たとえば、メモリ確保関数のmalloc()はvoid*を返します。そして、このポインタは、プログラマーが自分で管理する限り、どのように使っても構いません。
もう、この時点で問題があります。言語としては「特定の型」でなければ正常に動作しないように作れるにもかかわらず、実際にはどんな型であっても構わないのですから。
たとえば、
int *hoge=malloc(sizeof(char));
なんて書き方ができちゃいます。これ、明らかにおかしいですよね。じゃあ、こう書いても良いのかというと、
int *hoge=(int*)malloc(sizeof(char));
確かにワーニングは出なくなりますが、なんの解決にもなっていません。つまり、ワーニングを消すという行為自体がバグの温床になっているのです。
で、どうするかというと、
- 可能な限りnewを使う
- qsort,fget,memcpyなどのvoid*を引数に持つ関数を使わない
- コレクションはテンプレート経由で使う
とすると、型チェックが厳密になり、キャストを使わなくてもワーニングが出なくなります。ワーニング自体がバグの温床であることは明確なので、きちんと書いてバグを出さないというのが本筋ですよね。
また、型は使用想定を意識したものですので、型があっていると言うことは、使用想定があっていると言うことに他なりません。

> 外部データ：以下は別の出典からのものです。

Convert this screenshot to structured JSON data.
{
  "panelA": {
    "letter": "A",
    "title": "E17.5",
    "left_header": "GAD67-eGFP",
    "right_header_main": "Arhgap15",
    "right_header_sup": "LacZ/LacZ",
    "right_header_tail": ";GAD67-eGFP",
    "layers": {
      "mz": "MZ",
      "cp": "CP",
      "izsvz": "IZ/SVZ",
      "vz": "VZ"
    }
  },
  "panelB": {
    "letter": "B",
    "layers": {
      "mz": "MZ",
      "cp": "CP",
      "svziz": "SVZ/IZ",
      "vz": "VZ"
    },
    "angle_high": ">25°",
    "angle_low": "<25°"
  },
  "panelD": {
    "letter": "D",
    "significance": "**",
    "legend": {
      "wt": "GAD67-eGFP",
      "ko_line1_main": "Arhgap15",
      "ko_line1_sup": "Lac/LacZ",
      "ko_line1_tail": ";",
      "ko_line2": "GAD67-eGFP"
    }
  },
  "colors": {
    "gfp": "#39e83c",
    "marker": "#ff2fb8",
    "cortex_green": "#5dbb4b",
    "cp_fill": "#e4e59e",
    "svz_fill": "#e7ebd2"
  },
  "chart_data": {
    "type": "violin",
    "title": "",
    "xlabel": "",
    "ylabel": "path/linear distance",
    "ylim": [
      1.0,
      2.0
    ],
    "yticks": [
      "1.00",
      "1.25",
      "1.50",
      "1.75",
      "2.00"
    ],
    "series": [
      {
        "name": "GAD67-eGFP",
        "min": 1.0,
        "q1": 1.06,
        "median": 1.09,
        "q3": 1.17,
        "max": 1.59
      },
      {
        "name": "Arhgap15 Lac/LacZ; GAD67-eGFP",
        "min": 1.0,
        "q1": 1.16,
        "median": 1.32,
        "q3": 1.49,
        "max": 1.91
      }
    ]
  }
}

つまり、型自体が抽象化の対象となっているといえます。
でも、実はこれでもまだ安全じゃありません。
void hoge(int* ptr) { for(int i=0;i<10;i++) { ptr[i]=i; } } void main() { int fga[5]; hoge(fga); }
が、ワーニング無く通っちゃうのです。
確かに静的型チェックは便利ですが、バッファーオーバーランには無力というか。
かといって、これはC言語が高級アセンブラである限り回避のしようがないんですよねぇ。
素直に書いてワーニングのでないプログラムを目指すことはもちろん重要ですが、それ以上に使用想定を無視してないかをきちんと意識したプログラムを書かないと危ないというのが、C言語の怖いところです。それぐらい言語側が担保しろよと言いたくなる高級ゲンガーですが、まだ組み込みではC/C++が主流ですからねぇ。
結論としては
- キャストは使うな!
- キャストしなくてもワーニングが出ないプログラムを
- でも、関数呼び出しの時には細心の注意を
というところでしょうか。
ちなみに、constつき引数は「使用想定」をプログラマーに見せているという意味で非常に重要です。ぜひその線でいきましょう。